The type. Or as it is also called, center of gravity of the person, can greatly affect the way in which one assesses reality and communicates. A moving center type may tend to rely on senses, as in "if I do not see it, it is not so" or "if I see it, I see it as it truly is." This is not limited to physical senses but can extend to intuitions, ESP and the like, which are in part functions of the intelligent part of the moving/instinctive center. With man 1, experience takes precedence. With man 2, things may be seen through a filter of value judgement, as in right/wrong, good/bad, noble/ignoble, beautiful/ugly. This may lead to biases such as "I refuse to believe in a God that allows such suffering", "if it is without goodness or justice, it does not exist." These biases have their negatives also, as in despair over the world's compounded iniquity. Man 3 might consider the internal consistency and logical elegance of an explanation as a criterion of truth more important than the actual first hand data. Alternately, if something is not reducible to symbols and language or is incomplete or contradictory or not systematically explained, , man 3 may tend to reject it.
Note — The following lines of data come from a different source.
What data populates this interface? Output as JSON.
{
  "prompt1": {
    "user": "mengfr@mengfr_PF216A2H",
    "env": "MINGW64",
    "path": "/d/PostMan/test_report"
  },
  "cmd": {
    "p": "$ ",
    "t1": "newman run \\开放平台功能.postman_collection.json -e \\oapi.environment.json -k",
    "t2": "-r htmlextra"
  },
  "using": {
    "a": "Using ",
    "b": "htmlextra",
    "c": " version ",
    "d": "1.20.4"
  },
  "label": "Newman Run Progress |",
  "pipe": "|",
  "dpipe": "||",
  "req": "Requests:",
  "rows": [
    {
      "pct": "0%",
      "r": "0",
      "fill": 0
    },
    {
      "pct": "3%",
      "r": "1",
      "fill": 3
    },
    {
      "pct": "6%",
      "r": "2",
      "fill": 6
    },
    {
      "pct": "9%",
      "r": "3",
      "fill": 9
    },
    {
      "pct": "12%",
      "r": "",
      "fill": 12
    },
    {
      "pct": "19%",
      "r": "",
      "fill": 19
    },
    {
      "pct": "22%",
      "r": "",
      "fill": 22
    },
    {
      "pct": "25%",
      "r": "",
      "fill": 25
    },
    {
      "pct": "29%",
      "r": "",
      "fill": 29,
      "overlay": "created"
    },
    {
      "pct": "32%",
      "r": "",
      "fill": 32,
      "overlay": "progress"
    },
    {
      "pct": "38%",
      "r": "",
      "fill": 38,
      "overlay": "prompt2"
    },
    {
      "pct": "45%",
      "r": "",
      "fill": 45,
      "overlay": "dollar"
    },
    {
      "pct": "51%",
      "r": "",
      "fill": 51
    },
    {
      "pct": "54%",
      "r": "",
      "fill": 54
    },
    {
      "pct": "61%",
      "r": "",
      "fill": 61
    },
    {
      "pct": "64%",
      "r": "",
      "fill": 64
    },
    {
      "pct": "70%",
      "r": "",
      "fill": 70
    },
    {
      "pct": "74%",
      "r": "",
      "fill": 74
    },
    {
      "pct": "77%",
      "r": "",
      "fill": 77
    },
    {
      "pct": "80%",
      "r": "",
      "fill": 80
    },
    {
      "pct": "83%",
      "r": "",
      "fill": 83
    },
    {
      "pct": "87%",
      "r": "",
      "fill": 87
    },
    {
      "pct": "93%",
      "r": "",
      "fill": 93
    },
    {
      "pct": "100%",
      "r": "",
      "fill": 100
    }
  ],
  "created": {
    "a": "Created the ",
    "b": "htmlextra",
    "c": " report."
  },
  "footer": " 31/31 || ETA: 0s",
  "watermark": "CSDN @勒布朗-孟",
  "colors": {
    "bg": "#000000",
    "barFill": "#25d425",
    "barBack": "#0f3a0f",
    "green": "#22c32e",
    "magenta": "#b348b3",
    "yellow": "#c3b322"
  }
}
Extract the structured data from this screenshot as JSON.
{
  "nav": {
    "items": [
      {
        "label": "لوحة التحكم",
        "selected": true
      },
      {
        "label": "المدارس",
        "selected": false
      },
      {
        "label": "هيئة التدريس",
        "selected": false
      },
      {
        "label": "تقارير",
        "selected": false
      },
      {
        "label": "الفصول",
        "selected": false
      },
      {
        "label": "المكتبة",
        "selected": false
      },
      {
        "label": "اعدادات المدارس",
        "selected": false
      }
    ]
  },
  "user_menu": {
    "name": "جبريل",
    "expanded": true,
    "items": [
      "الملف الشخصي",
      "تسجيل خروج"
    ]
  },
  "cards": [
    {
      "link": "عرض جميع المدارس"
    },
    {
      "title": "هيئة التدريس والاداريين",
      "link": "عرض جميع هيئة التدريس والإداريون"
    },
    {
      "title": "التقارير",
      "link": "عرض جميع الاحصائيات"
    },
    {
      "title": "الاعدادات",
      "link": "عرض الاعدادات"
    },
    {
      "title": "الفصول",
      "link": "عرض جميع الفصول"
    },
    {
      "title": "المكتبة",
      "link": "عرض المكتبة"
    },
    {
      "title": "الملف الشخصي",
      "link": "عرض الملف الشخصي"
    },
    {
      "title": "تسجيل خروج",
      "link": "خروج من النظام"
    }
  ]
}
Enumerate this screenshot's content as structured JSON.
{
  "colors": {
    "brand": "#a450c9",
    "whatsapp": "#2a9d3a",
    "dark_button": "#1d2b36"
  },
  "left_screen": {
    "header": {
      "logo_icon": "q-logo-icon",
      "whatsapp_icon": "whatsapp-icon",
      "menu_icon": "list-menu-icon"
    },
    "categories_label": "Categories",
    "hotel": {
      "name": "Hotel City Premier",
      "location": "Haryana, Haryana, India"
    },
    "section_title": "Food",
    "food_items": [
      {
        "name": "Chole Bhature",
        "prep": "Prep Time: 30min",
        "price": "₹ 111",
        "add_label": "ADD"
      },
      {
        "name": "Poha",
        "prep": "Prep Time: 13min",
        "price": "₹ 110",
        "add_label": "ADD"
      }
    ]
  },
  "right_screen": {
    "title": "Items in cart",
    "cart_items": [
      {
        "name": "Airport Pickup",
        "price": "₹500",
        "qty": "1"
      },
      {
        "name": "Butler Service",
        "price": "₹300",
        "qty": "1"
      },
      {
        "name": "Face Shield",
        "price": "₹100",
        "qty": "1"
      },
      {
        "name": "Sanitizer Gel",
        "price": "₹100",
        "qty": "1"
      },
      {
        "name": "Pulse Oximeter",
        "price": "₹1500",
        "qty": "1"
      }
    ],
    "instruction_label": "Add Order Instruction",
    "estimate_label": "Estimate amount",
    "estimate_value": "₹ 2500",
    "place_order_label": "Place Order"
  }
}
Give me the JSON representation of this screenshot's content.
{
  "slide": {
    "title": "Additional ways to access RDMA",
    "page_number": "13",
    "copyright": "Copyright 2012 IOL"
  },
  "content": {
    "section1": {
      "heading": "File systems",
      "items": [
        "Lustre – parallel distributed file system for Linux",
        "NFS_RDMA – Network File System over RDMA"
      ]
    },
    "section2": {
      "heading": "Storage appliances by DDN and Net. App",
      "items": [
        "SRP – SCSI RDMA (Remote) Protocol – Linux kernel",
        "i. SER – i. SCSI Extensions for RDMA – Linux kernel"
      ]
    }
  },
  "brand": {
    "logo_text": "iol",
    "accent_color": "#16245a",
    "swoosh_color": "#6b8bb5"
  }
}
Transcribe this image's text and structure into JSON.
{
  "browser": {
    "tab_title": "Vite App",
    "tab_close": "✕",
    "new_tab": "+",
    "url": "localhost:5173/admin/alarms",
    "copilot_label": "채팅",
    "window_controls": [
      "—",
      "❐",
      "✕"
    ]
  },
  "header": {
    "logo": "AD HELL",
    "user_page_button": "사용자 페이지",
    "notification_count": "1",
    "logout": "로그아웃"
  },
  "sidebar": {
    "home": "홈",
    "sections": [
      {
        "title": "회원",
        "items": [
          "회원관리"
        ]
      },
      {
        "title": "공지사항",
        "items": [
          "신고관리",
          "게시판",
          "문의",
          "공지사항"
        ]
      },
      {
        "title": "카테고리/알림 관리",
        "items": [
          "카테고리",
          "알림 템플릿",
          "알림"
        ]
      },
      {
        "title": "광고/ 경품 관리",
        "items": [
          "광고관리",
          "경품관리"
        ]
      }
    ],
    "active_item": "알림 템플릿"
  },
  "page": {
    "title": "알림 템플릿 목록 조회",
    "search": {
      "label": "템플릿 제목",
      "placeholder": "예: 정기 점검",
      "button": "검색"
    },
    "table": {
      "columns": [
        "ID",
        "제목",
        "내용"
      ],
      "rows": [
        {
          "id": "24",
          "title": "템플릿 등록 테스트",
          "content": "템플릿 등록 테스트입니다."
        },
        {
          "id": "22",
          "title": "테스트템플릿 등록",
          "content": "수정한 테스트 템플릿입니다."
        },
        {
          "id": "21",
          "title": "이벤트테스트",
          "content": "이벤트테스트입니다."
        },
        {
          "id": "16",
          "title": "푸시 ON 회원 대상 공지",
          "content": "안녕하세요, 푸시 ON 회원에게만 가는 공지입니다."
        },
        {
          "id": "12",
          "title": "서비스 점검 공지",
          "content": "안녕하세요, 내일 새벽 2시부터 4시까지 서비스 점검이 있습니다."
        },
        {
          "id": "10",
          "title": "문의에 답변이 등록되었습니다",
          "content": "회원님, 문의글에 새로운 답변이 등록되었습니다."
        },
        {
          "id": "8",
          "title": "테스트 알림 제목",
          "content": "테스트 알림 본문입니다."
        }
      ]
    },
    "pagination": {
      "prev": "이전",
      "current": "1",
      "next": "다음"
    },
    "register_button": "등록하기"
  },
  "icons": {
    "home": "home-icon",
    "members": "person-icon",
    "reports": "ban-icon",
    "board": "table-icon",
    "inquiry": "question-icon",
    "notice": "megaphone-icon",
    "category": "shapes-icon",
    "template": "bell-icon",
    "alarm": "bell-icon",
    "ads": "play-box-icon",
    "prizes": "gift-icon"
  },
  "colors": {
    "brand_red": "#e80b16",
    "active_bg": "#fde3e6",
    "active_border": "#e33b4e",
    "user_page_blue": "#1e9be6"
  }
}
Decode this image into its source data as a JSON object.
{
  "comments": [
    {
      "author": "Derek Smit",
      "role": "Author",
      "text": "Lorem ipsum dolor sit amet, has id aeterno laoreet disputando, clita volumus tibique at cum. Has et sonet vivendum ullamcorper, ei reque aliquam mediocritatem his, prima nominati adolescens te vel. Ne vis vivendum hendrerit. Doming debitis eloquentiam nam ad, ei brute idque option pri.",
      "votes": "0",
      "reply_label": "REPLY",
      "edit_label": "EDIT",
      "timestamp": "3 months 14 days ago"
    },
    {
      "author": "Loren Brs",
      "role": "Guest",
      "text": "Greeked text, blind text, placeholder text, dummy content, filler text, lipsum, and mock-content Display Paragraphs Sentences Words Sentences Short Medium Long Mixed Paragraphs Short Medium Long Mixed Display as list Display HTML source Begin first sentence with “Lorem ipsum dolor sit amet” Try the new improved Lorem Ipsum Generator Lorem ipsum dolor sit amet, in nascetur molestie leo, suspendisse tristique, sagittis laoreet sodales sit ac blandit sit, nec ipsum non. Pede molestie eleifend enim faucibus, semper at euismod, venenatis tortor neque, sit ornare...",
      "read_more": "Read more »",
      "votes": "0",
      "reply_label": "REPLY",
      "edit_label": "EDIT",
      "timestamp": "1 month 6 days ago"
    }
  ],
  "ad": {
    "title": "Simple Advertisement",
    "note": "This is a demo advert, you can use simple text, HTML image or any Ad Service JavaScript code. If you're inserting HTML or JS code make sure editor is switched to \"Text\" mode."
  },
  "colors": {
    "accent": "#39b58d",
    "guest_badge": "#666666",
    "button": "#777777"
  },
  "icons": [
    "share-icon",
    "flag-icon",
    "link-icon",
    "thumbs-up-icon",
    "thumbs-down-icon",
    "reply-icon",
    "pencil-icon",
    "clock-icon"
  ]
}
Each center has an imagination and a set of likes/dislikes typical to itself. The above examples are only examples of possible biases, any actual situation is more complex since nobody is exclusively sensing/feeling/thinking. Still, when we consider these biases, we may understand in part what the "Babel of tongues" means. For clear communication, one must be cognizant of the bias or reading error of self and receiver and attempt to use each center for its appropriate function.
The Work generally aims at diversifying the functioning of people. People, specially in a competitive situation, tend to only develop the area for which they have a natural talent. Today's culture of specialization exacerbates the differences between different types of people and often favors either intellect or physical accomplishment over feeling. Yet it is only through a special development of feeling that one can truly appreciate the essence of the esoteric path. We cannot say that feeling were absent from today's world, on the contrary. The fact that mass culture overflows with emotion does not make it favor refinement of feeling. Of the lower centers, it is the feeling center which can be the most atrophied. The moving center is usually the most self-reliant, the one which is relatively developed and functional from birth. The thinking function is developed by learning language and is emphasized in the educational system, thus aside pathological situations, it cannot be entirely undeveloped.
Since people are born with and have life long habits of developing their biases, each according to circumstance and type, methods of Work cannot be uniform for all. Still, the common thread Is to develop concurrent awareness of situations in all centers, to have a unified awareness of self, also called self-remembering.
Ouspensky's In Search of the Miraculous and Mouravieff's Gnosis series discuss the types in detail.